Some passengers remained trapped inside the submerged coaches. “Some people were stuck inside the train toilets.” His voice slowed as he recalled the scene.

Physical and immediate memories

Not everyone I met wanted their names published. One fisherman who participated in the rescue preferred to remain anonymous. Even after twenty-five years, the memories appeared difficult to revisit.

“There was mud inside the compartments,” he recalled. “It was raining heavily. It was also the season of sea erosion.”

The rescue operation unfolded amid worsening weather conditions. “It was difficult to break the iron windows.”

He paused before describing what rescuers encountered inside the damaged coaches. “There were broken legs and fingers.”

Unlike the mural’s poetic language, his memories were physical and immediate. Mud. Rain. Twisted metal. Trapped passengers. The struggle to reach people before time ran out.

Listening to these accounts, I realised that the phrase on the mural gains its meaning precisely because of the horror of the circumstances.

The “angels” it commemorates were not abstract figures. They were fishermen launching boats into turbulent waters. Shopkeepers abandoning their businesses. Local residents carrying survivors. Temple and mosque volunteers opening their premises to strangers.

They were ordinary people responding to an extraordinary crisis.

What Kadalundi has chosen to remember

The more people I spoke with, the more I noticed that local memories rarely began with questions of railway engineering, inquiry reports or official investigations. Instead, they began with acts of rescue.

Residents remembered who arrived first. They remembered the boats. They remembered neighbours. They remembered the volunteers.

The disaster’s official history may be recorded in reports and archives. The community’s history is preserved through stories passed from one person to another.

Credit: Anto P Cheerotha

Every year, June 22 is marked through prayers and commemorative observances. The victims are remembered. Families continue to grieve. Yet the mural opposite the railway station suggests that Kadalundi has chosen to remember something else as well.

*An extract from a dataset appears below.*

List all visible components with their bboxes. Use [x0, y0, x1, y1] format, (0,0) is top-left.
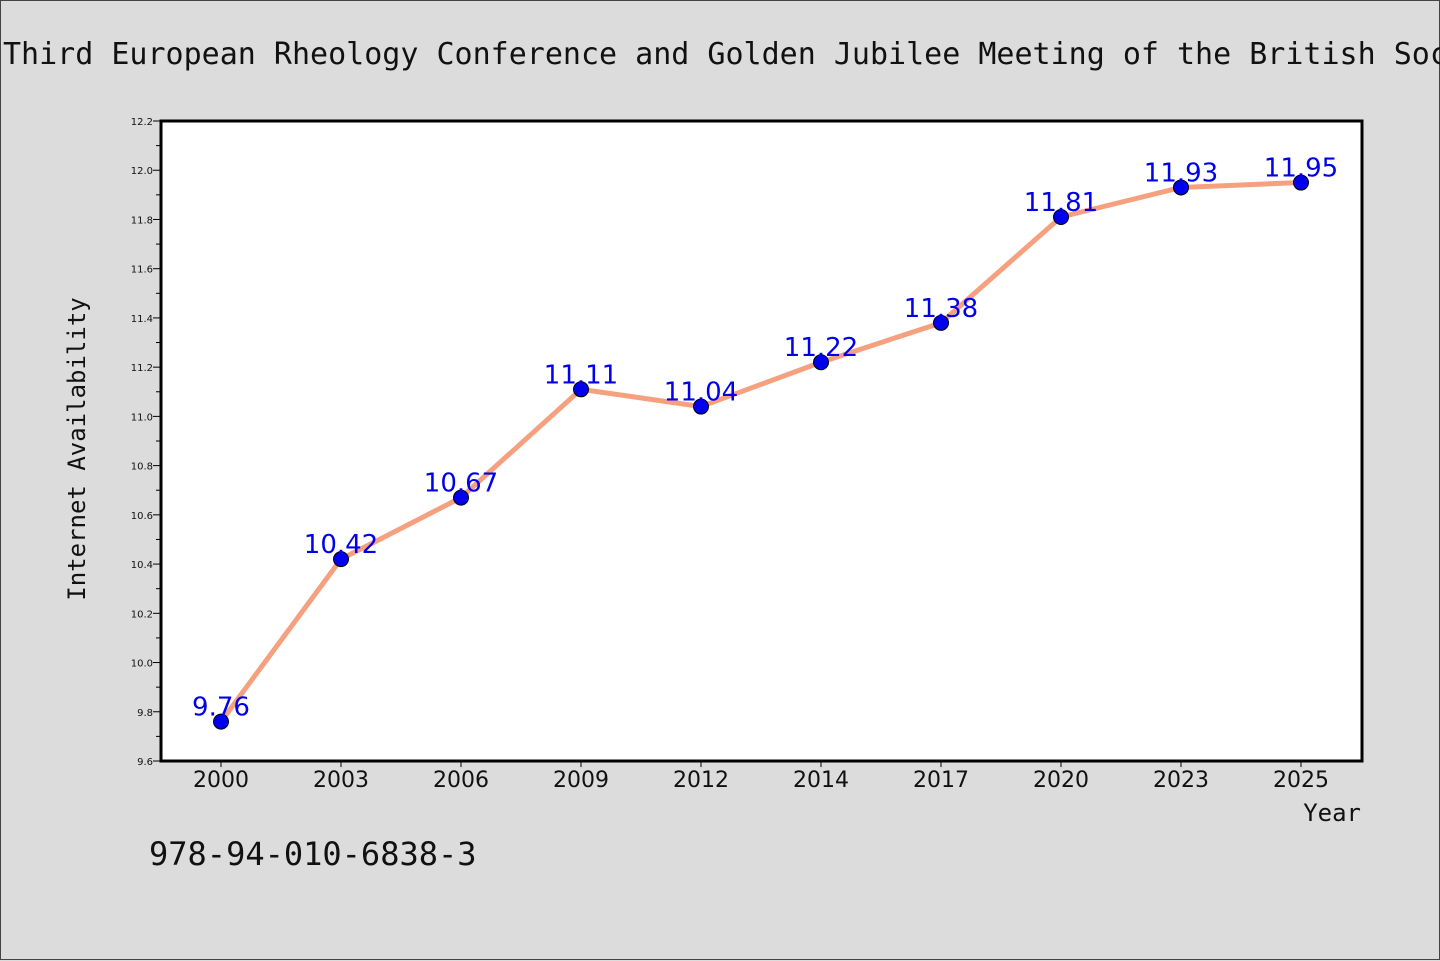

Not only the lives that were lost. But also the humanity that emerged. As evening approached, I returned to the bridge.

The old pillars stood quietly in the water beneath the newer structure. Fishing boats drifted across the estuary. The sky darkened with the possibility of rain.

The landscape of memory

A few moments later, the Thiruvananthapuram–Kozhikode Jan Shatabdi Express crossed the bridge, its coaches moving smoothly over the river before disappearing northward.

The conversations around me paused briefly. Then they resumed.

For those who live here, the bridge is more than a piece of railway infrastructure connecting Kadalundi and Vallikkunnu. It is a landscape of memory.

A place where stories of loss, courage and solidarity continue to circulate across generations. Back near the station, the mural remained where I had first encountered it.

Twenty-five years after the disaster, its message felt less like a metaphor and more like a local history lesson.

Perhaps that is why the painting does not remember June 22, 2001 merely as the day a train fell into the river. Instead, it remembers it as the day human beings became angels.